Neutralization of IL-1β in combination with conventional chemotherapy improves the outcome of CRC treatment

IL-1 is an upstream cytokine that controls inflammation and promoting immunosuppression in the tumor microenvironment, thus leading to tumor progression. Deficient in IL-1β in mice induces retardation of colorectal cancer development in mice due to decreased angiogenesis and an increase in the immune response. Thus, we applied new therapeutic approaches using anti-IL-1β antibodies in mice that were injected orthotopically with murine colon cancer cells into the cecum. Antibodies were used alone or in combination with standard chemotherapy protocols (FOLFOX). In this model, chemotherapy or its combination with anti-IL-1β antibodies led to a reduction in the size of the local tumor and it was accompanied by inhibition of IL-1α and IL-1β in local tumors. Nevertheless, histological examination revealed a higher number of micrometastases in livers of mice treated with only FOLFOX in comparison to untreated mice or mice that received only anti-IL-1β antibodies.

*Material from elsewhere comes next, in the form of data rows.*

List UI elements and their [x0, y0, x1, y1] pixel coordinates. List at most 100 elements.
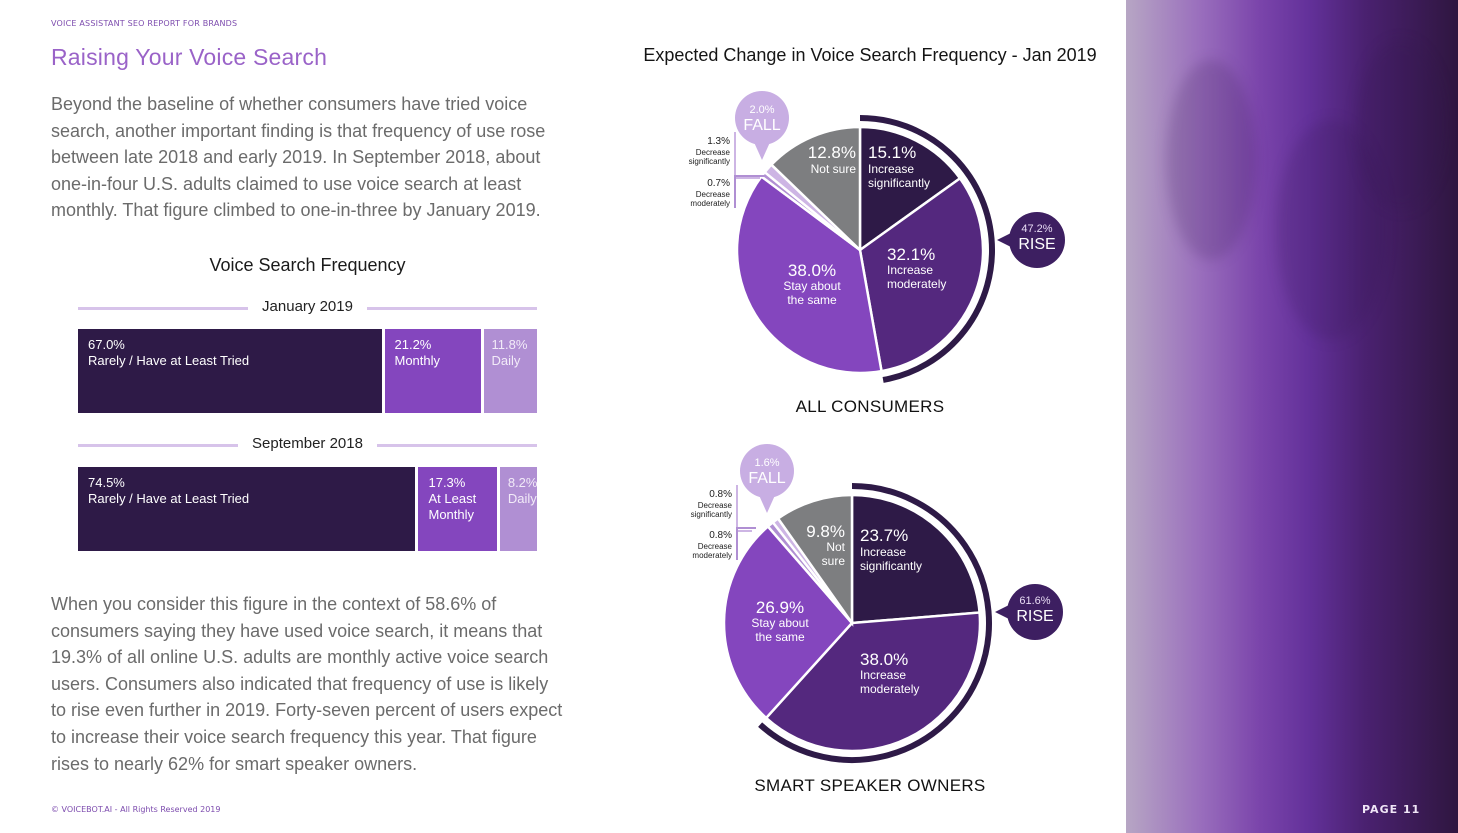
- decrease-sig-label: significantly: [691, 510, 732, 519]
- bar-category-label: Rarely / Have at Least Tried: [88, 353, 250, 368]
- callout-bracket: [736, 527, 756, 560]
- decrease-sig-value: 0.8%: [709, 489, 732, 500]
- bar-category-label: Monthly: [394, 353, 441, 368]
- fall-label: FALL: [743, 117, 780, 134]
- bar-category-label: Daily: [491, 353, 521, 368]
- bar-group-label-text: September 2018: [238, 435, 377, 452]
- decrease-sig-label: significantly: [689, 157, 730, 166]
- decrease-sig-label: Decrease: [698, 501, 733, 510]
- slice-value-label: 12.8%: [808, 143, 856, 162]
- bar-segment: 17.3% At Least Monthly: [418, 467, 497, 551]
- bar-group-label-jan-2019: January 2019: [78, 298, 537, 318]
- rise-bubble: [1007, 584, 1063, 640]
- hand-silhouette: [1356, 40, 1446, 210]
- rise-arc: [859, 115, 995, 383]
- slice-value-label: 9.8%: [806, 522, 845, 541]
- rise-arc: [758, 483, 992, 763]
- pie-slice: [764, 611, 982, 753]
- decorative-hands-image: [1126, 0, 1458, 833]
- slice-category-label: Increase: [860, 668, 906, 682]
- intro-paragraph: Beyond the baseline of whether consumers…: [51, 94, 546, 221]
- rise-value-label: 61.6%: [1019, 595, 1050, 607]
- decrease-mod-label: moderately: [692, 551, 732, 560]
- bar-value-label: 21.2%: [394, 337, 432, 352]
- slice-category-label: sure: [822, 554, 846, 568]
- callout-bracket: [736, 485, 752, 532]
- bar-segment: 67.0% Rarely / Have at Least Tried: [78, 329, 382, 413]
- divider-line: [78, 307, 248, 310]
- fall-bubble: [735, 91, 789, 145]
- slice-value-label: 15.1%: [868, 143, 916, 162]
- page-number: PAGE 11: [1362, 803, 1421, 816]
- slice-value-label: 38.0%: [860, 650, 908, 669]
- bar-group-label-sep-2018: September 2018: [78, 435, 537, 455]
- pie-slice: [776, 493, 854, 627]
- hand-silhouette: [1276, 120, 1386, 340]
- bar-segment: 8.2% Daily: [499, 467, 537, 551]
- context-paragraph: When you consider this figure in the con…: [51, 594, 563, 774]
- bar-category-label: At Least Monthly: [428, 491, 477, 522]
- pie-caption-all-consumers: ALL CONSUMERS: [795, 397, 945, 416]
- divider-line: [367, 307, 537, 310]
- bar-value-label: 67.0%: [88, 337, 125, 352]
- pie-charts-canvas: 47.2%RISE2.0%FALL1.3%Decreasesignificant…: [689, 91, 1065, 763]
- fall-label: FALL: [748, 470, 785, 487]
- page-title: Raising Your Voice Search: [51, 44, 328, 70]
- decrease-sig-label: Decrease: [696, 148, 731, 157]
- rise-label: RISE: [1016, 608, 1053, 625]
- decrease-mod-value: 0.8%: [709, 530, 732, 541]
- copyright-footer: © VOICEBOT.AI - All Rights Reserved 2019: [51, 805, 221, 814]
- hand-silhouette: [1166, 60, 1256, 260]
- bar-chart-title: Voice Search Frequency: [209, 255, 406, 275]
- slice-category-label: moderately: [887, 277, 946, 291]
- decrease-mod-label: Decrease: [698, 542, 733, 551]
- report-kicker: VOICE ASSISTANT SEO REPORT FOR BRANDS: [51, 19, 238, 28]
- bar-row-sep-2018: 74.5% Rarely / Have at Least Tried 17.3% At…: [78, 467, 537, 551]
- slice-category-label: the same: [787, 293, 837, 307]
- decrease-mod-value: 0.7%: [707, 178, 730, 189]
- pie-slice: [850, 493, 981, 625]
- pie-chart-title: Expected Change in Voice Search Frequenc…: [643, 45, 1097, 65]
- decrease-mod-label: Decrease: [696, 190, 731, 199]
- callout-bracket: [734, 175, 764, 208]
- pie-slice: [722, 524, 854, 720]
- bar-row-jan-2019: 67.0% Rarely / Have at Least Tried 21.2% Mo…: [78, 329, 537, 413]
- rise-bubble-pointer: [995, 604, 1011, 620]
- slice-category-label: the same: [755, 630, 805, 644]
- slice-category-label: significantly: [860, 559, 922, 573]
- fall-bubble: [740, 444, 794, 498]
- slice-category-label: moderately: [860, 682, 919, 696]
- slice-category-label: Stay about: [783, 279, 841, 293]
- pie-slice: [769, 125, 862, 253]
- decrease-sig-value: 1.3%: [707, 136, 730, 147]
- slice-category-label: Increase: [868, 162, 914, 176]
- fall-bubble-pointer: [753, 140, 771, 160]
- bar-value-label: 74.5%: [88, 475, 125, 490]
- rise-label: RISE: [1018, 236, 1055, 253]
- fall-bubble-pointer: [758, 493, 776, 513]
- slice-value-label: 38.0%: [788, 261, 836, 280]
- pie-caption-smart-speaker-owners: SMART SPEAKER OWNERS: [754, 776, 986, 795]
- fall-value-label: 1.6%: [754, 457, 779, 469]
- slice-category-label: Not sure: [811, 162, 857, 176]
- bar-segment: 74.5% Rarely / Have at Least Tried: [78, 467, 416, 551]
- divider-line: [367, 444, 537, 447]
- slice-category-label: Stay about: [751, 616, 809, 630]
- divider-line: [78, 444, 248, 447]
- pie-slice: [858, 176, 985, 373]
- rise-bubble: [1009, 212, 1065, 268]
- decrease-mod-label: moderately: [690, 199, 730, 208]
- slice-value-label: 23.7%: [860, 526, 908, 545]
- bar-group-label-text: January 2019: [248, 298, 367, 315]
- slice-category-label: Increase: [887, 263, 933, 277]
- rise-value-label: 47.2%: [1021, 223, 1052, 235]
- slice-category-label: significantly: [868, 176, 930, 190]
- bar-segment: 21.2% Monthly: [384, 329, 481, 413]
- bar-value-label: 11.8%: [491, 337, 528, 352]
- pie-slice: [735, 174, 883, 375]
- pie-slice: [858, 125, 962, 253]
- slice-value-label: 32.1%: [887, 245, 935, 264]
- fall-value-label: 2.0%: [749, 104, 774, 116]
- rise-bubble-pointer: [997, 232, 1013, 248]
- bar-category-label: Rarely / Have at Least Tried: [88, 491, 250, 506]
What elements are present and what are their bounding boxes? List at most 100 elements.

Dramatically reduction of micrometastases was found in mice that got the combination therapy. The appearance of liver macrometastases was observed only in mice treated with FOLFOX alone. The treatment with only FOLFOX induced increased expression and secretion of both IL-1 agonistic molecules and other pro-inflammatory molecules in liver tissues. On the other hand, combination treatment led to a decrease in local and systemic inflammation. It is clear that anti-tumor therapy is complex and varies depending on differences in the microenvironment of local tumors and metastasis. Addition of anti-IL-1β antibodies to standard chemotherapy protocols may be a promising approach in patients with colorectal cancer for prevention of metastases development.